“NHS dentistry should be accessible and available for all those who need it” claims the new Health Secretary Victoria Atkins.
A laudable goal, but the plain facts are we are yet to see any evidence of the reforms or the resources to realise that ambition.
2023 was the year we saw the return of sights not seen in England for a generation. Queues outside practices. Mass closures at corporate giant BUPA. Hard won gains on oral health heading into reverse.
Against this backdrop the House of Commons Health Committee completed its inquiry into NHS dentistry. Armed with evidence from our members, it set out proposals for urgent and fundamental change to ensure this service can have a future.
The Government’s response – some three months overdue – saw the Health Secretary stress she was “fundamentally aligned” to this ambition of access for all. But the gulf between words and actions has never looked wider. Here’s what she had to say:
Skipping the main course
Where the Committee backed fundamental contract reform, the Government’s equivocal response is: “partially accept.”
The Health Committee offered a coherent plan to fix NHS dentistry, but the Department of Health appear to have viewed it as an a la carte menu. The Secretary of State seemed content to pass on the main course: a decisive break from a failed NHS contract.

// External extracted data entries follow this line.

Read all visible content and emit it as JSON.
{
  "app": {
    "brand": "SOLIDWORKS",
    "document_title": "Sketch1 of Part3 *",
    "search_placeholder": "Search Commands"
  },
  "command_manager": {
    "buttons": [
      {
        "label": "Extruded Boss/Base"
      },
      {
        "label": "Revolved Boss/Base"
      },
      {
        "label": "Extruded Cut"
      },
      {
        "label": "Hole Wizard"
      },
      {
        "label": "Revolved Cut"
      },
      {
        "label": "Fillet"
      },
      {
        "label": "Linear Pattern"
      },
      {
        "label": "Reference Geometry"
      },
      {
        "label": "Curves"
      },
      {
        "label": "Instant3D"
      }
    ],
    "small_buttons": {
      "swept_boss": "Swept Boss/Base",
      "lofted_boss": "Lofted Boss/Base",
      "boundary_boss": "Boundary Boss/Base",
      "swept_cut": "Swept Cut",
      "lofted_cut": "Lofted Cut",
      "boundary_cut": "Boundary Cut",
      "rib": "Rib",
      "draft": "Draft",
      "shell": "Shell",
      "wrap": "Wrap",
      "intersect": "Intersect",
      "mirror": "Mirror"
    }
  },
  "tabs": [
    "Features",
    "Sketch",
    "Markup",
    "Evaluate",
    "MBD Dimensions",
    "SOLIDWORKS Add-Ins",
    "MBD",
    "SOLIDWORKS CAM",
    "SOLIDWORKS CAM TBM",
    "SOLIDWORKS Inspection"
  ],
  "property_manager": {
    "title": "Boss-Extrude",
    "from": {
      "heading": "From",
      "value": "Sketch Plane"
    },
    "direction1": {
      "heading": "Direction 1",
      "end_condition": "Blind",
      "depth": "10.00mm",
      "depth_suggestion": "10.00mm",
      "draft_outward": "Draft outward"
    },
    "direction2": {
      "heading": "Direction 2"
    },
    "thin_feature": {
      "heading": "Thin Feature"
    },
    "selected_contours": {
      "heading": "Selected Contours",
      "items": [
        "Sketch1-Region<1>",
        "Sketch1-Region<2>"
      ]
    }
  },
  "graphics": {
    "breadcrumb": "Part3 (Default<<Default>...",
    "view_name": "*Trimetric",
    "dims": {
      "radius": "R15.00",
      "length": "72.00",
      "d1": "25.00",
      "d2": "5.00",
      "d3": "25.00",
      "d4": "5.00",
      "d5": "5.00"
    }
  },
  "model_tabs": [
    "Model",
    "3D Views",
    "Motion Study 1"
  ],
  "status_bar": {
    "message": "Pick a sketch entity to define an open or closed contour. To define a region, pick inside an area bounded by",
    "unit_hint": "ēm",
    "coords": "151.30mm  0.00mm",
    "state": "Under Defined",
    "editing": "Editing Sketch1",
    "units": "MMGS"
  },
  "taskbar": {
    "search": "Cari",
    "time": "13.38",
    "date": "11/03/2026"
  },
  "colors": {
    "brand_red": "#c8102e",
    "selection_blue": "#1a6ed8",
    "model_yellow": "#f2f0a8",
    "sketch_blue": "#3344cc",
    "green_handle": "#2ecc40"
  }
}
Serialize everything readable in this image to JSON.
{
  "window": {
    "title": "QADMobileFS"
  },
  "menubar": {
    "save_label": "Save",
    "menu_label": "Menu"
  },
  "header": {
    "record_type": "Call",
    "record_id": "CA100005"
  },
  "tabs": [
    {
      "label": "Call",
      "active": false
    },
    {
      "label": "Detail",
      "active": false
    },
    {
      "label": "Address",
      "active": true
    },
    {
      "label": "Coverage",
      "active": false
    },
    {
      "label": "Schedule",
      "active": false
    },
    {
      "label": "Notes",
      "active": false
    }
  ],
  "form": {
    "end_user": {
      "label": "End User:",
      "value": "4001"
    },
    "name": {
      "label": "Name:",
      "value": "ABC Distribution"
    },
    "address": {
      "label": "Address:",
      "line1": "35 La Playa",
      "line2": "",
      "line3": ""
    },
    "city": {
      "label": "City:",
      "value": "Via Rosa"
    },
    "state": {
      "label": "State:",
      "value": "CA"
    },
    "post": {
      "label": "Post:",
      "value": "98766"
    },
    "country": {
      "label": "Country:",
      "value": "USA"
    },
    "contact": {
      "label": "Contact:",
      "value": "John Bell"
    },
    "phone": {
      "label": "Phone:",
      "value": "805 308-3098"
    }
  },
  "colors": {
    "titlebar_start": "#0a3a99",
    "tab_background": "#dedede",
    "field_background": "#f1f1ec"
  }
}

The current access crisis is a workforce crisis, and without action to fix what’s fuelling the exodus from this service, any real progress will remain impossible. It’s a view shared by the Committee, and its chair Steve Brine MP, a former minister for dentistry, who stressed “steps taken will still not go far enough.”
When I gave oral evidence to the inquiry, I warned Ministers were yet to move beyond rearranging the deckchairs. So we are back in live (but glacial) negotiations with NHS England on further ‘tweaks’, that cannot and will not deliver on the Government’s headline goal.
The UDA remains the elephant in the room, but it’s not even up for debate.